Our elected leaders are currently working up a head of steam to reform healthcare. Good luck with that. The mere fact that they vaguely call the effort "reform" tells you it’s going to be a very steep hill to climb. What nobody wants to say out loud is that the big problem with healthcare is that we spend so much on it, and we can’t spend meaningfully less on it without getting less of it. Like I said, good luck.
In the US, we spend about 12.5% of GDP on healthcare, a higher percentage than any other developed country. However, I think we can all agree we get rather a lot for our money. In contrast, we spend 2.6% of GDP on higher education, also the highest developed world percentage. And of course, we get something for our money here too. I for one am glad our doctors went to medical school. But dollar for dollar I think we’re getting a lot more value from healthcare.
Why do we spend so much on higher education? And why isn’t it considered a crisis worthy of reform? Part of the problem is a cultural attitude that higher education is a kind of higher calling. Attending college is a good thing in an abstract and noble way that doesn’t lend itself to cost benefit analysis. Asking if it is a wise investment in dollar terms just seems tawdry.
There are those who try and make the case for a cost benefit analysis. For example, Liz Weston and Free Money Finance have made the rather simple argument that going deeply into debt without an economic payoff in terms of a higher paying career is foolish. But the fact that they have to patiently make these arguments at all tells you how unaccustomed people are to thinking of college in this way.
So what are the benefits of going to college that might be worth so much? I can come up with three major motivations for college: to learn stuff, to have fun, and to get a credential.
Learning is the noble reason, what most people, if pressed, would offer as an explanation of why college is a good idea. And it is not merely a question of vocational training for a future career. American colleges provide a liberal education, enlightening students with a broad selection of knowledge from many fields. In college young people learn to think and become well-rounded intellects.
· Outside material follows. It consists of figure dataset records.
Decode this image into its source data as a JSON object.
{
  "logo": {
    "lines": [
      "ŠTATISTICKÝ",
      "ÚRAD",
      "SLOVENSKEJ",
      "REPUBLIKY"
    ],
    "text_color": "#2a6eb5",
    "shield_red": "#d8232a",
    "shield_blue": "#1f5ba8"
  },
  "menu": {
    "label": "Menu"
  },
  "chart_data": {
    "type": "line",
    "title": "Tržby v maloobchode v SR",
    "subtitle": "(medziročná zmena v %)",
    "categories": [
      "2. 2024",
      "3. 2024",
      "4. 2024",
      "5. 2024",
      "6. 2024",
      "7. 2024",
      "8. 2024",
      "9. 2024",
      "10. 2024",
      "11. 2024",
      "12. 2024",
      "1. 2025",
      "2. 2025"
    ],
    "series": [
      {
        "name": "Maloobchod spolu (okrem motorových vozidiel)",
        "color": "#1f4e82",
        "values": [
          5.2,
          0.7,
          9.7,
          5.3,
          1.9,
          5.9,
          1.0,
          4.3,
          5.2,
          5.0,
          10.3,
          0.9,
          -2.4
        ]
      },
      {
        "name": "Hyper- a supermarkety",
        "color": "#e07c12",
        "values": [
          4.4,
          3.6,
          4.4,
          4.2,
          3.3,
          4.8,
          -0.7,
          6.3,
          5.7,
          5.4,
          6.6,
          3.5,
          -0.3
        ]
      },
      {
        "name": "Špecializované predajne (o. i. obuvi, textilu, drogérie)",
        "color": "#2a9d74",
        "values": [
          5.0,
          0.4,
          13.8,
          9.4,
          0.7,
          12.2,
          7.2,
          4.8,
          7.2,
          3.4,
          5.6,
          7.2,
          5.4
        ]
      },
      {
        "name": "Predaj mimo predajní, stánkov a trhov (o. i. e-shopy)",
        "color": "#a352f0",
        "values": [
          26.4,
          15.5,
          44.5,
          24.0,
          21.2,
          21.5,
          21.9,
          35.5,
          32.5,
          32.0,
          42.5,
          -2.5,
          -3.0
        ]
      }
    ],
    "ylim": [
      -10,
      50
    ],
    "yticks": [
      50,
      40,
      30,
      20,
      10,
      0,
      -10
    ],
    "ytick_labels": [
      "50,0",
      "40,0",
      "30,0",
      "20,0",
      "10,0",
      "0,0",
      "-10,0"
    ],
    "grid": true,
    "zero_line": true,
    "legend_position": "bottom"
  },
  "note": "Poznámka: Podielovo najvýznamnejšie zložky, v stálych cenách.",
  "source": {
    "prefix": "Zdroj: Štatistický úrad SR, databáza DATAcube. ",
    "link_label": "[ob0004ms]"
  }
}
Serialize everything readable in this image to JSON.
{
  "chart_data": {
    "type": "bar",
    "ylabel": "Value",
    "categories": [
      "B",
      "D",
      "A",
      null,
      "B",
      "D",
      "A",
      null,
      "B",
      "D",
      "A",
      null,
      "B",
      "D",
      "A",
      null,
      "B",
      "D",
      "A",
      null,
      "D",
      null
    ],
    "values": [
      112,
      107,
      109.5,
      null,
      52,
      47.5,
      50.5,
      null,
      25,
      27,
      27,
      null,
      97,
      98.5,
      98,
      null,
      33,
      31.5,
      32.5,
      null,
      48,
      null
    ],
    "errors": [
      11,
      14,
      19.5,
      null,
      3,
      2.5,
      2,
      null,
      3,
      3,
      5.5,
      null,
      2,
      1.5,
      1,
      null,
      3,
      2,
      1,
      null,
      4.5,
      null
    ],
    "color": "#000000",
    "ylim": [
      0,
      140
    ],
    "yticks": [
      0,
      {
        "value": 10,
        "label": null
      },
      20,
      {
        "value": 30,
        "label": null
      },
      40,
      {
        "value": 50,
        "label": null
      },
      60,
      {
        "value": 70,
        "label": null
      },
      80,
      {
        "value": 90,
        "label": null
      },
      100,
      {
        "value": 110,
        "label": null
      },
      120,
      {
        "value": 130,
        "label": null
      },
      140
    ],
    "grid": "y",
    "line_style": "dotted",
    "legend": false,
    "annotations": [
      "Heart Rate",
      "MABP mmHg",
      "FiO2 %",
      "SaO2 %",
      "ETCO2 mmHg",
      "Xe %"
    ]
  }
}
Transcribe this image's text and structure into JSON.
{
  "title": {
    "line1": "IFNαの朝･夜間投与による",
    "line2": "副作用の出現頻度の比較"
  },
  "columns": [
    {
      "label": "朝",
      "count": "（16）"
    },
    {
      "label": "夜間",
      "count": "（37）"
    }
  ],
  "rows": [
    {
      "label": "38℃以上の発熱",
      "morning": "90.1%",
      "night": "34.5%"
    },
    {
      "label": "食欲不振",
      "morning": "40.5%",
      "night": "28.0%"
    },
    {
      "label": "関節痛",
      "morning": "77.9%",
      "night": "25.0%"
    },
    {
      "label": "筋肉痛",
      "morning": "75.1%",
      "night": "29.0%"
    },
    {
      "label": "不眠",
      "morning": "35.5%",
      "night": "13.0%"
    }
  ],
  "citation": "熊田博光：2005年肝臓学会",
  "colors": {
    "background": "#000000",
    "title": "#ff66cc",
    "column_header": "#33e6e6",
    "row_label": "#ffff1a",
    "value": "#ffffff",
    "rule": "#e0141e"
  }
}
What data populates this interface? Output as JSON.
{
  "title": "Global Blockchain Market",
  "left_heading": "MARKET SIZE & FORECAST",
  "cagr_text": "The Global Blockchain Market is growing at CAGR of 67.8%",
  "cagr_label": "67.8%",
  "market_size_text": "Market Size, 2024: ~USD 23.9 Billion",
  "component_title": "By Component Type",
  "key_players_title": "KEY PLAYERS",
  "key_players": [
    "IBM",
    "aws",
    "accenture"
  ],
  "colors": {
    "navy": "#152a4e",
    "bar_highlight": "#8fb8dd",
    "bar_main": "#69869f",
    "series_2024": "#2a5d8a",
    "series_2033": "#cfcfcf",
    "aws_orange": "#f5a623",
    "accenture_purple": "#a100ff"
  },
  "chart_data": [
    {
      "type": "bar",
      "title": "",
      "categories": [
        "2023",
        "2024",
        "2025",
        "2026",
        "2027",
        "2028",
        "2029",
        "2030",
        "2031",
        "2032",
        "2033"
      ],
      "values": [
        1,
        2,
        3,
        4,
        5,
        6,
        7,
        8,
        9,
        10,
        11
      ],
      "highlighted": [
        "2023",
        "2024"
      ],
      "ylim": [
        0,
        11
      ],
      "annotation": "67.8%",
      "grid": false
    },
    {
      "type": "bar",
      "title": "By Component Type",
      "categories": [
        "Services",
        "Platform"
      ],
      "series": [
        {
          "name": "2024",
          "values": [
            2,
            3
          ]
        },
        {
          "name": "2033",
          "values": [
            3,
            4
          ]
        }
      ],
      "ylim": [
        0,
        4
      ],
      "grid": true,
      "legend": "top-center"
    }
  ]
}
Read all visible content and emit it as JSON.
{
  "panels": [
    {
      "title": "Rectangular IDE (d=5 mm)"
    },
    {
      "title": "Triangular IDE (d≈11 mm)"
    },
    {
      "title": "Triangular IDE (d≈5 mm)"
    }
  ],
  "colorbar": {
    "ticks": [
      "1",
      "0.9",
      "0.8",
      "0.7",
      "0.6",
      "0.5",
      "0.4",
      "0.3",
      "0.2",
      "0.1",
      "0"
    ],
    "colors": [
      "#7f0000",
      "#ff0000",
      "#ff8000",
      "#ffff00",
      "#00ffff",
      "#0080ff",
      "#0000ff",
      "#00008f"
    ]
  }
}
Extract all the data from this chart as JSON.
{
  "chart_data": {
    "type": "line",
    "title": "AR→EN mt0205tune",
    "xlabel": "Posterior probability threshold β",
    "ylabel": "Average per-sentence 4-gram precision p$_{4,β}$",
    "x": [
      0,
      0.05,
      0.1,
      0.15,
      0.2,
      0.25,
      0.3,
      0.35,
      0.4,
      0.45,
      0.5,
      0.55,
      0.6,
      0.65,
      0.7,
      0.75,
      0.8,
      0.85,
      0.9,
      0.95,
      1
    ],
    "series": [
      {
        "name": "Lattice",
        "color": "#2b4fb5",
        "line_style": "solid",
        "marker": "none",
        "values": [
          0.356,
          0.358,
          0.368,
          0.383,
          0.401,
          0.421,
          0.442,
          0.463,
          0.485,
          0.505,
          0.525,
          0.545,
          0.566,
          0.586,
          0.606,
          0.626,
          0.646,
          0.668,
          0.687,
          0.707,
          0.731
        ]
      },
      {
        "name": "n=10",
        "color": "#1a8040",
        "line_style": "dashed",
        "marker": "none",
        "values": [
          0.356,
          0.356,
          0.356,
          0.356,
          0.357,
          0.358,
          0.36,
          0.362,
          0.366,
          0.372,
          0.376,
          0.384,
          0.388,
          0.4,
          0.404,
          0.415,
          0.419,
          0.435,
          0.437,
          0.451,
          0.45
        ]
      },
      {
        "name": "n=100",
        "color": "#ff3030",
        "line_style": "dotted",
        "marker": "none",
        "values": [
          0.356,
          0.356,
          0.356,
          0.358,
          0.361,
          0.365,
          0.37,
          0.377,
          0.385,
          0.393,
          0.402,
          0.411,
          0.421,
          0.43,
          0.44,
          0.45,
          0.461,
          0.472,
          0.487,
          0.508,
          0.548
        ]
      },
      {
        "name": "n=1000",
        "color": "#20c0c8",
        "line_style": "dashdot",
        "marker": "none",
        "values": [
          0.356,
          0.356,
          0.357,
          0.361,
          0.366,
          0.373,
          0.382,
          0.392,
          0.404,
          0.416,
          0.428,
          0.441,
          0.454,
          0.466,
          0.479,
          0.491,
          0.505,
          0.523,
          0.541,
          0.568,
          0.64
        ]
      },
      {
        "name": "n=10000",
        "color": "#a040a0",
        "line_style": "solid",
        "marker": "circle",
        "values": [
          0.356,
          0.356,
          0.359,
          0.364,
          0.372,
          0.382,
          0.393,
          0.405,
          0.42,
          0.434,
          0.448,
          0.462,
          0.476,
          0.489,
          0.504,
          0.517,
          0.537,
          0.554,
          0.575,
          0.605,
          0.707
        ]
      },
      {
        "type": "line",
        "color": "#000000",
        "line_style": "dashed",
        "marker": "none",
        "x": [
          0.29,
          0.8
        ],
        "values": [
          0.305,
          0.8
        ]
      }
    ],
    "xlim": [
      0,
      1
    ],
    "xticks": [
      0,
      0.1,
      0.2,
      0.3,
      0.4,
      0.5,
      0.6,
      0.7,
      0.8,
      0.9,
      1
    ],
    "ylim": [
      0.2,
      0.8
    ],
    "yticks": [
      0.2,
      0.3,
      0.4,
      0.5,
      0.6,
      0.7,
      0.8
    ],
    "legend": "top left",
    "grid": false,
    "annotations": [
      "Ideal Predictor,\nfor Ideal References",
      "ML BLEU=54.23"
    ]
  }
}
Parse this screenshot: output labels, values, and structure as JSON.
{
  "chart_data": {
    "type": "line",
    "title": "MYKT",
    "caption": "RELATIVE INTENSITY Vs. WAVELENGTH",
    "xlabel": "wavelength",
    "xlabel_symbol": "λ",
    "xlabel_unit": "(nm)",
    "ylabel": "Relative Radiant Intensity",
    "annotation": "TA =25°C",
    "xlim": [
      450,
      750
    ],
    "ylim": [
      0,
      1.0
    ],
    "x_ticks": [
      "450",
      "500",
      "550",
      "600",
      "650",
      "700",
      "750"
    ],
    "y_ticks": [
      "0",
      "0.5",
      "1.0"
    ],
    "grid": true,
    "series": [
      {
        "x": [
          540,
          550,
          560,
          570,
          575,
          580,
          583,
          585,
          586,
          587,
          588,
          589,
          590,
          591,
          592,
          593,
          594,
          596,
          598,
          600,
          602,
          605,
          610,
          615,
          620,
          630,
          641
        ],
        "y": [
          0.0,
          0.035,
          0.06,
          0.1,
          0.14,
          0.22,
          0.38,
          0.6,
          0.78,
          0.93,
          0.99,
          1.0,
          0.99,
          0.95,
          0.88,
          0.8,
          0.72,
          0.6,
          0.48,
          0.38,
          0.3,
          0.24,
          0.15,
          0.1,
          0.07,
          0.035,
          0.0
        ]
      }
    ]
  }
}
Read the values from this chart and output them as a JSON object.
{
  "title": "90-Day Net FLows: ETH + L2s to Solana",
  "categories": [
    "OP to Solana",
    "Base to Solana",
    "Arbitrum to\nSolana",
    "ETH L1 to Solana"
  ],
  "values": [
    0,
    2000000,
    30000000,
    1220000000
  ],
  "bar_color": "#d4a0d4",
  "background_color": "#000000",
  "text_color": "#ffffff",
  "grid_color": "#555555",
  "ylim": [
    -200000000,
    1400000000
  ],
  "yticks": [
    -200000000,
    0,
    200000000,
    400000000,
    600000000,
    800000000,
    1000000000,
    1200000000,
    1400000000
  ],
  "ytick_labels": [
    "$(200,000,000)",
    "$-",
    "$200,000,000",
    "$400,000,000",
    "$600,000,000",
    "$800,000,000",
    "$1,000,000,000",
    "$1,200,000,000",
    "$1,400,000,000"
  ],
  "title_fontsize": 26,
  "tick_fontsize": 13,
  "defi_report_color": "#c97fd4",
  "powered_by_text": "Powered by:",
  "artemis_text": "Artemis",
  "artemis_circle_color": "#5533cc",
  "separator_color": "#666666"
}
The flaw in this justification for spending four years and six figures is that you don’t need to go to college to learn stuff. What is not available on the web can be had cheaply at your local library, nearby bookstore, or Amazon.com. And some of the most elite institutions, such as Yale and MIT, have made some of their courses available on-line. For free. Being able to go to class and argue with the professors (or more realistically, the teaching assistants) is worth something, but nowhere near what college costs.
Then there is having fun. And college really is fun. Four years of extended adolescence without close parental supervision. What could be bad about that? But it is hard to imagine anybody seriously putting forward having fun as a justification for the expense.
No, whether they are willing to admit it or not, the reason that Americans happily pay tremendous sums for college is the third motivation, to get a credential, a degree that identifies them as a college graduate.
If you don’t think that is the primary motivation, ask yourself this. Suppose your son came up with a scheme in which he would move to a college town after high school and room with his college student buddies. He would read the same textbooks, do the same assignments, and even sneak into the same lectures as his roommates for four years. In other words, he would get the same education as his friends without getting a degree or spending $100,000 on tuition. Even if you were 100% sure he would really learn as much as his friends, is there any chance you would agree to this?
It is the credential that counts. And although it is a social distinction that has non-monetary aspects, it is ultimately a question of money. College graduates are assumed to be more intelligent and/or hard working than non-college graduates, so they make more money. (The reality may not be as simple as this, but it is the widespread perception.)
The problem is that, of course, everybody wants to be in the college graduate category. And with no structural limit on how many college degrees are issued in a year it becomes a sort of self-perpetuating bidding war. As the percentage of young people who attend college increases, the value of the degree goes down, but the stigma attached to being in the shrinking non-college pool gets bigger. As of 2000, the US had 4,100 colleges and universities and 5.3% of its population in college. (I estimate that Americans between 18 and 21 made up 5.7% of the population in 2000.) In 1940 it was 1700 institutions and 1.1% of the population.
So we have the situation where instead of only a small list of professions that legitimately require a college degree, today the vast majority of occupations de facto require one, because so many people have them. Why hire a high school graduate when there are college graduates available? Ours is a nation where receptionists and police officers commonly have degrees.
Is college a good investment? From the point of view of a prospective student, you are almost undoubtedly better off going than not going. Wise advice on the topic would be that you should try to do so cost-effectively, but that you should certainly go.
But in the big picture, all this spending to acquire a piece of paper is a tremendous waste, and a drain on the economy. I don’t think the folks in Washington will have any success in reducing the 12.5% of GDP spent on healthcare. In fact, I expect they will claim victory if they keep it from growing above 12.5%. If it were up to me, and it most certainly is not, I would spend time reforming college instead.